- Oops!Something went wrong.Please try again later.
Ooma, Inc. (NYSE:OOMA) is possibly approaching a major achievement in its business, so we would like to shine some light on the company. Ooma, Inc. creates connected experiences for businesses and consumers in the United States, Canada, and internationally. The US$312m market-cap company posted a loss in its most recent financial year of US$19m and a latest trailing-twelve-month loss of US$11m shrinking the gap between loss and breakeven. The most pressing concern for investors is Ooma's path to profitability – when will it breakeven? We've put together a brief outline of industry analyst expectations for the company, its year of breakeven and its implied growth rate.
Ooma is bordering on breakeven, according to the 7 American Telecom analysts. They expect the company to post a final loss in 2023, before turning a profit of US$8.2m in 2024. So, the company is predicted to breakeven approximately 4 years from today. What rate will the company have to grow year-on-year in order to breakeven on this date? Using a line of best fit, we calculated an average annual growth rate of 65%, which signals high confidence from analysts. Should the business grow at a slower rate, it will become profitable at a later date than expected.
Given this is a high-level overview, we won’t go into details of Ooma's upcoming projects, though, take into account that generally a high forecast growth rate is not unusual for a company that is currently undergoing an investment period.
Before we wrap up, there’s one aspect worth mentioning. Ooma currently has no debt on its balance sheet, which is rare for a loss-making loss-making, growth company, which usually has a high level of debt relative to its equity. The company currently operates purely off its shareholder funding and has no debt obligation, reducing concerns around repayments and making it a less risky investment.

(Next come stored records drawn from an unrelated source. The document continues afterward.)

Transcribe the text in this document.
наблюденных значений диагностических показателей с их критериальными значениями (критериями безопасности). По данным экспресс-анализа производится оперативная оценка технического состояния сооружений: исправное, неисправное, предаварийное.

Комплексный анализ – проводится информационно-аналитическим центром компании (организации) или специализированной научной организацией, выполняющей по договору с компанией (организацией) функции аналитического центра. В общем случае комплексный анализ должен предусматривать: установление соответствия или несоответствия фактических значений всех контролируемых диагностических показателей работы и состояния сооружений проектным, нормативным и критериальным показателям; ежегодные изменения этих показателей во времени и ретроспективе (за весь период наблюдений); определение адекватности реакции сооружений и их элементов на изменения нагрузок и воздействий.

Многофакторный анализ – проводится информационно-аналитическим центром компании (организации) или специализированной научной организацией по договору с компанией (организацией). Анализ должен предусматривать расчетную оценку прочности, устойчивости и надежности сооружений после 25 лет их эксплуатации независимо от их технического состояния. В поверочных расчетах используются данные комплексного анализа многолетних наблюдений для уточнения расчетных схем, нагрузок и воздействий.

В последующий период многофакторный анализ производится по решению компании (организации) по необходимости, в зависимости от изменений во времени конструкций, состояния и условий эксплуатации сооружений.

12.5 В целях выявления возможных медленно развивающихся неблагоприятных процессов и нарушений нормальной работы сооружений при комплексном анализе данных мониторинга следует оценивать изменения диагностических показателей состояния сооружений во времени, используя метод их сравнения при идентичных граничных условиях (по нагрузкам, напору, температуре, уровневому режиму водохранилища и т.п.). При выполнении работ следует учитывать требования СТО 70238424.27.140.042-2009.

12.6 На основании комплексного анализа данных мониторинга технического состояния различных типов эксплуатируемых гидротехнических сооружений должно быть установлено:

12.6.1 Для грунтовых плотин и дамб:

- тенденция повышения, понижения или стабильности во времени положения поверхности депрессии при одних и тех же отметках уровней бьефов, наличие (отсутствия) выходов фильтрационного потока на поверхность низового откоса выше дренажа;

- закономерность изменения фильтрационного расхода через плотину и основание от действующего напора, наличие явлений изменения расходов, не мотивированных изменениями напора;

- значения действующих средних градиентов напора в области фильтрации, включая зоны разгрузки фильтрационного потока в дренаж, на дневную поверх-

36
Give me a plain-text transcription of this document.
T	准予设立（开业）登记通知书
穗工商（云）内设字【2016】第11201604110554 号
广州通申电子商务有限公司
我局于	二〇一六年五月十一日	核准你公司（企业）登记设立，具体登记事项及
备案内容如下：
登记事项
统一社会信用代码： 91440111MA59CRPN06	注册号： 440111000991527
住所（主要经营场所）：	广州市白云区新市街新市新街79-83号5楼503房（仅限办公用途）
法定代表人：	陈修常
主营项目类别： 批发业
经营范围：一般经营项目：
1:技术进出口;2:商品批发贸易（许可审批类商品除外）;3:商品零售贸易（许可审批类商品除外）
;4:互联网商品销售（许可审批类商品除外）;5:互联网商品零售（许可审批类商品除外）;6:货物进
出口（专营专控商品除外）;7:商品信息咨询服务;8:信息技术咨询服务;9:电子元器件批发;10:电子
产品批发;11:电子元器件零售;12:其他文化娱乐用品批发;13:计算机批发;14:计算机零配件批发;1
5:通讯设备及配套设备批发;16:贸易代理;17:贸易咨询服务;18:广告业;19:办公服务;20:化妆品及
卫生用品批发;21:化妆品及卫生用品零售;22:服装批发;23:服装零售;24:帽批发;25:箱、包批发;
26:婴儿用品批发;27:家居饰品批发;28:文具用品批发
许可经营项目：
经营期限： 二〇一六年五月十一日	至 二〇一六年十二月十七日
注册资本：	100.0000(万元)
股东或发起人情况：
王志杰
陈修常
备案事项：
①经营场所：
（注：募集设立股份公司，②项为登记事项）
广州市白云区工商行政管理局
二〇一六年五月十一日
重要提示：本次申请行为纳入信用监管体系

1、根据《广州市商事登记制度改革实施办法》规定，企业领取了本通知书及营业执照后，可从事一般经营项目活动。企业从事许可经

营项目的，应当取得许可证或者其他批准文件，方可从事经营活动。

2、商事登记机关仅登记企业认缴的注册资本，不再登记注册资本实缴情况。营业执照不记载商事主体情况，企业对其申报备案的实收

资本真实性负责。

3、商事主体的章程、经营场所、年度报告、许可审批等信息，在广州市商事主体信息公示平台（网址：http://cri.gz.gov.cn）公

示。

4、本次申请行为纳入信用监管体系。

There are too many aspects of Ooma to cover in one brief article, but the key fundamentals for the company can all be found in one place – Ooma's company page on Simply Wall St. We've also compiled a list of important aspects you should look at:
Valuation: What is Ooma worth today? Has the future growth potential already been factored into the price? The intrinsic value infographic in our free research report helps visualize whether Ooma is currently mispriced by the market.
Management Team: An experienced management team on the helm increases our confidence in the business – take a look at who sits on Ooma’s board and the CEO’s background.
Other High-Performing Stocks: Are there other stocks that provide better prospects with proven track records? Explore our free list of these great stocks here.
This article by Simply Wall St is general in nature. It does not constitute a recommendation to buy or sell any stock, and does not take account of your objectives, or your financial situation. We aim to bring you long-term focused analysis driven by fundamental data. Note that our analysis may not factor in the latest price-sensitive company announcements or qualitative material. Simply Wall St has no position in any stocks mentioned.